For many people, estate planning isn’t just about financial assets and other practical concerns. It’s also about honoring your religious beliefs and passing those values on to family members.
Being a person of a mixed marriage, I can tell you first-hand that this can be very tricky ground.
Religious beliefs can affect a wide range of decisions, from end-of-life health care and organ donations, to funeral, burial or cremation arrangements, to the distribution of assets among heirs and charitable bequests.
Any of those issues can be a source of passionate disagreement within a family, especially one with varying degrees of religious devotion. So, as hard as it is, addressing them ahead of time, with legal documentation, can help quiet disputes down the road.
Of course, it isn’t always that simple. I must caution you that being too restrictive in an estate plan in an effort to pass on religious values — say, disinheriting children who marry outside the faith — can create divisions within a family. It can even spark extended, costly legal battles, all while failing to have any impact on the heirs’ beliefs. Hopefully there are better ways to leave a spiritual legacy.
The legal and emotional complexities of faith-based estate planning may be most evident in the wish of some parents for their heirs to marry within their faith. Many courts have upheld Wills that give to beneficiaries that marry only within their faith. Other courts have upheld such marriage provisions, as long as they aren’t found to encourage divorce, but they are still ripe for legal challenges by angry heirs.
The better way to leave your spiritual legacy is to make an effort to impart those values during your lifetime, instead of after death through an estate plan. That means talking openly with your family about your faith and educating children and grandchildren about deeply held moral values, usually with the help of schools or religious institutions. Probably one of the least effective ways to affect the behaviors of your descendants is to put a clause in your Will.
Another alternative to strict provisions in a Will that may penalize certain heirs is to leave money for children and grandchildren in a trust. You can then give the trustee discretion to make distributions based on broader criteria that you set out when creating the trust. That way you provide guidance on how you would like your money to be distributed, but you leave some leeway for the trustee to consider special circumstances that you may not have anticipated and to weigh the consequences of each decision on distributions.

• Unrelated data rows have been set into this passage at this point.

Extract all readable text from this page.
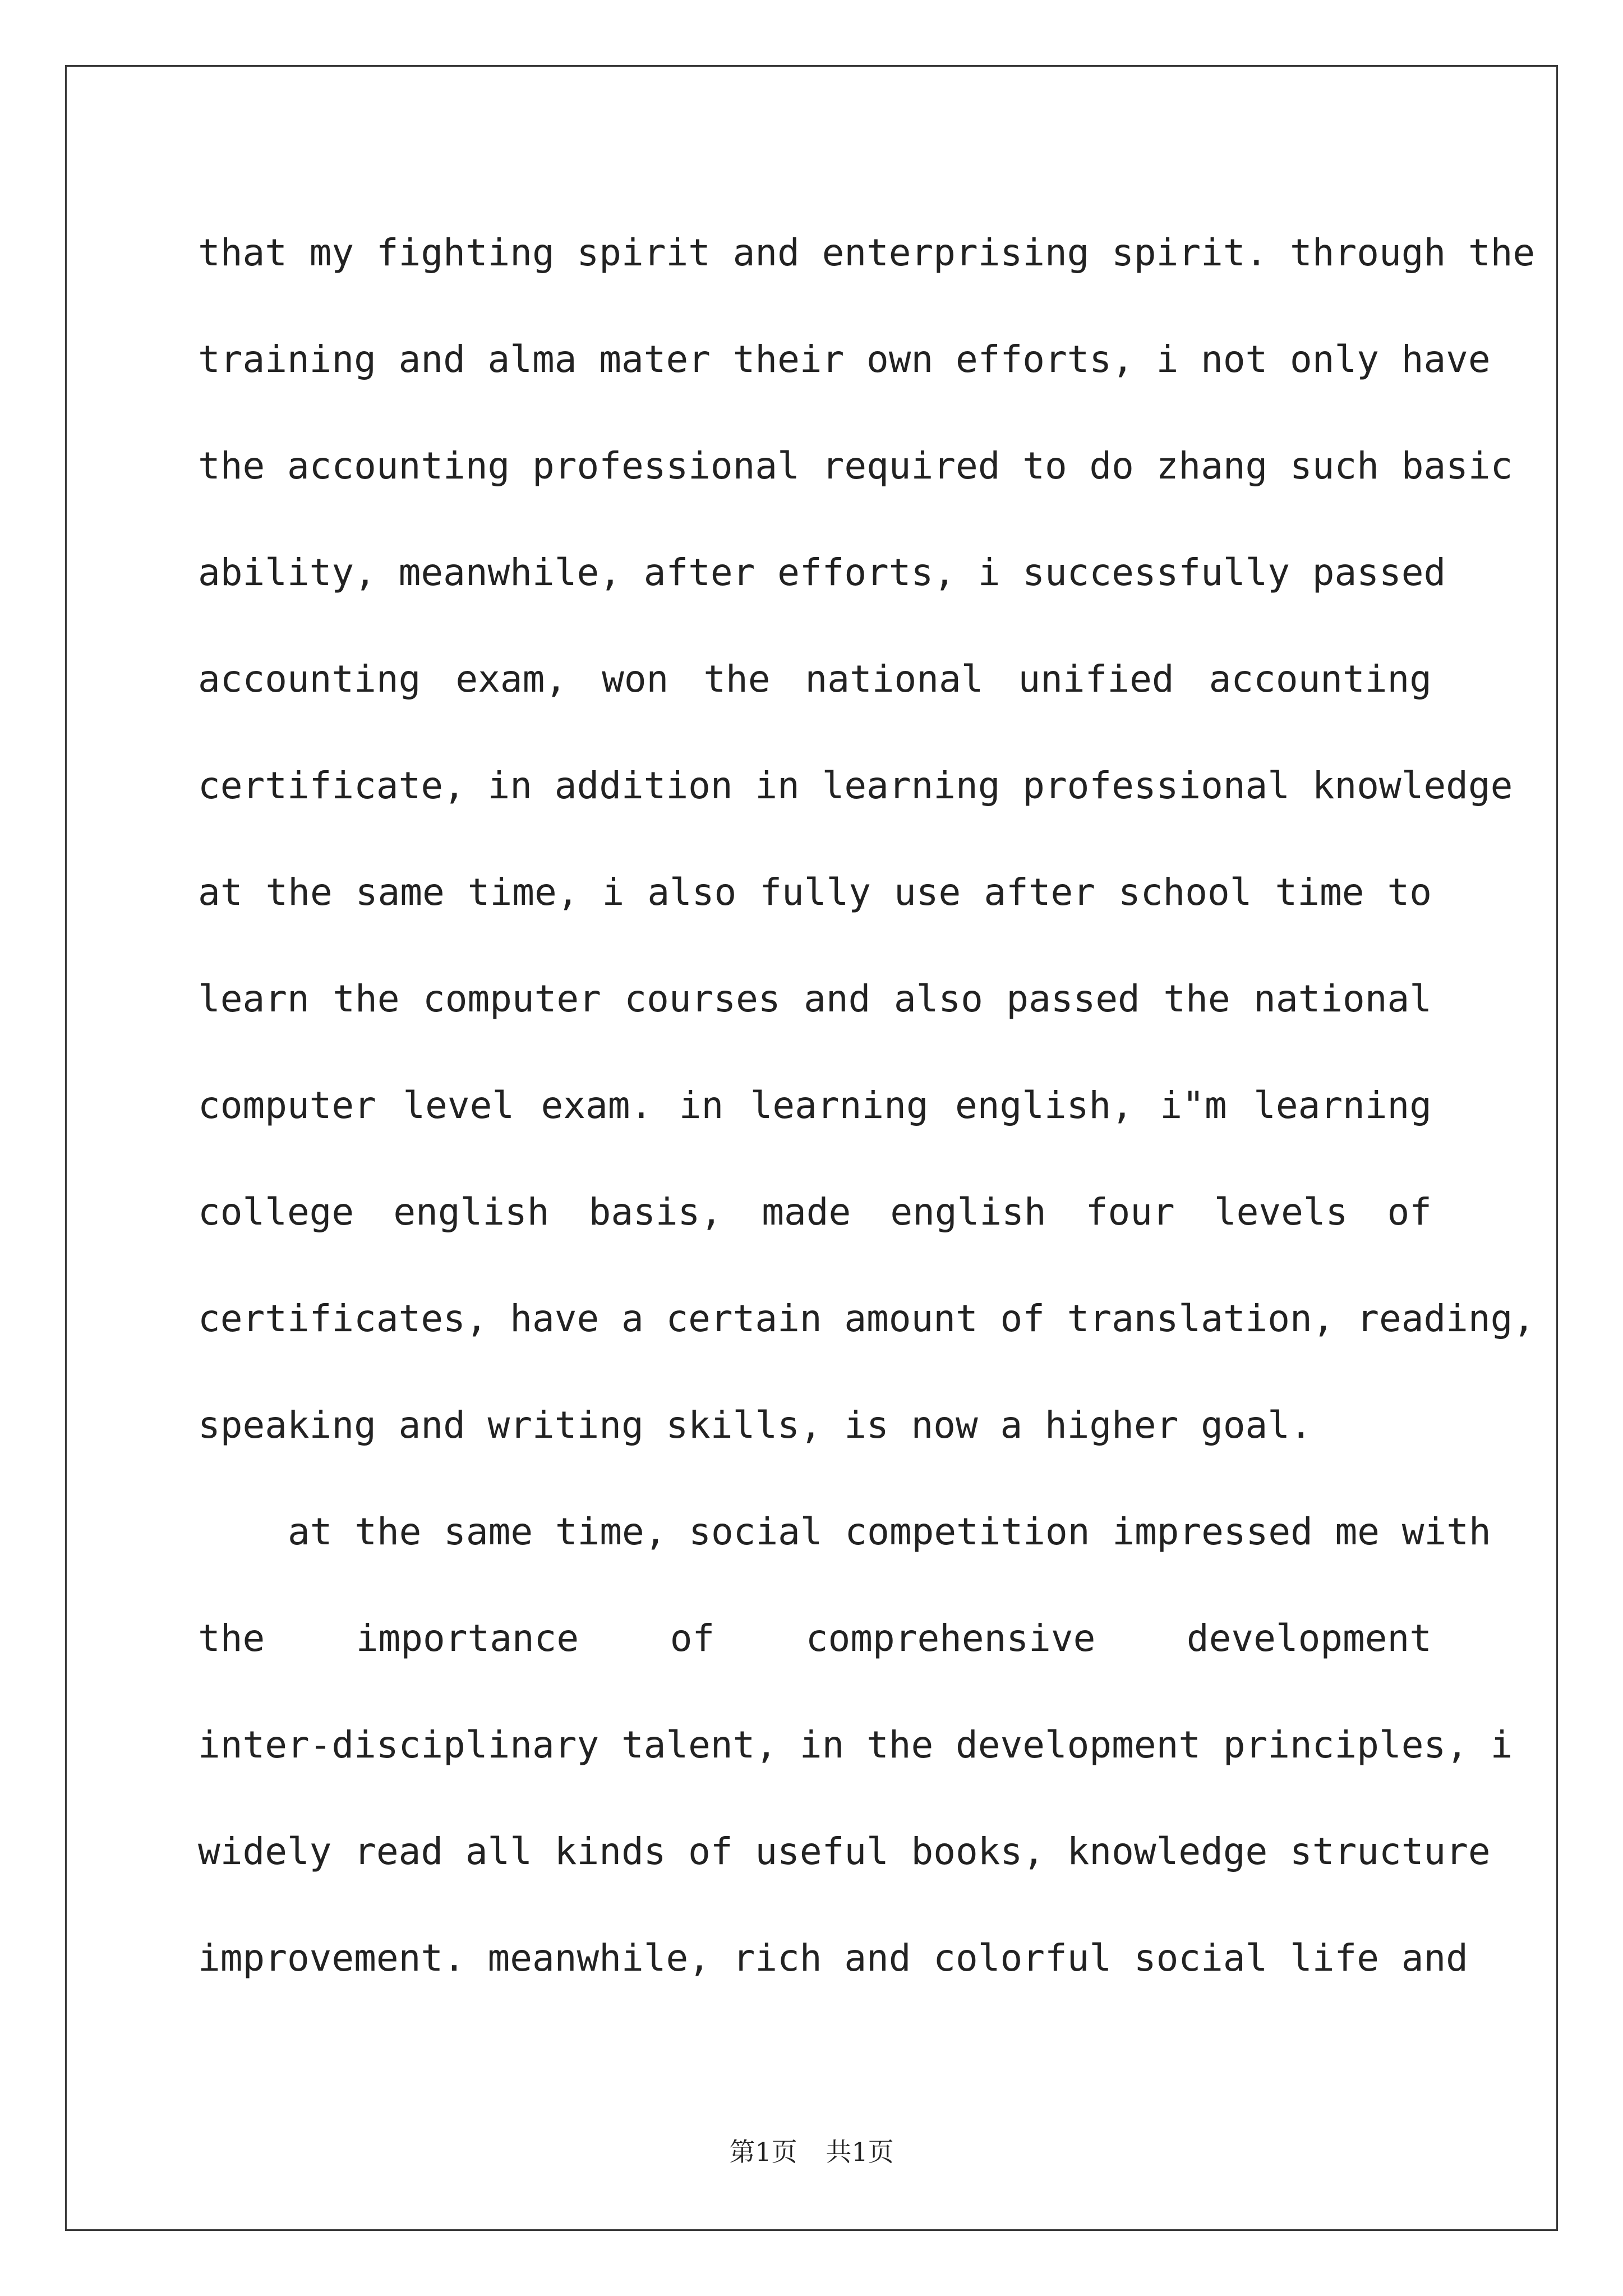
that my fighting spirit and enterprising spirit. through the
training and alma mater their own efforts, i not only have
the accounting professional required to do zhang such basic
ability, meanwhile, after efforts, i successfully passed
accounting exam, won the national unified accounting
certificate, in addition in learning professional knowledge
at the same time, i also fully use after school time to
learn the computer courses and also passed the national
computer level exam. in learning english, i"m learning
college english basis, made english four levels of
certificates, have a certain amount of translation, reading,
speaking and writing skills, is now a higher goal.
at the same time, social competition impressed me with
the importance of comprehensive development
inter-disciplinary talent, in the development principles, i
widely read all kinds of useful books, knowledge structure
improvement. meanwhile, rich and colorful social life and
第1页 共1页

This approach, of course, requires careful thought in designating a trustee. This really isn’t something out of the ordinary, as you should always give careful thought when choosing people for any fiduciary position. In all cases, choosing a trustee, executor or guardian — people who may play a big role in the lives of your heirs — who share your religious values, is one good way to help ensure that those values outlive you.
As with passing on your inheritance, if you have deeply held convictions about end-of-life care and burial decisions, spell them out as specifically as possible in estate documents to minimize potential controversy. And, on the opposite end, if you are firmly against religious observances when it comes to your end-of-life care or other estate plans, you should specifically state that as well to prevent feuding over your arrangements.
Trying to bring up your children and grandchildren with your values is always the way to go. But in many cases that’s not possible. In any case, you need to write down your wishes in all your planning documents and let people know your wishes so there are no surprises later.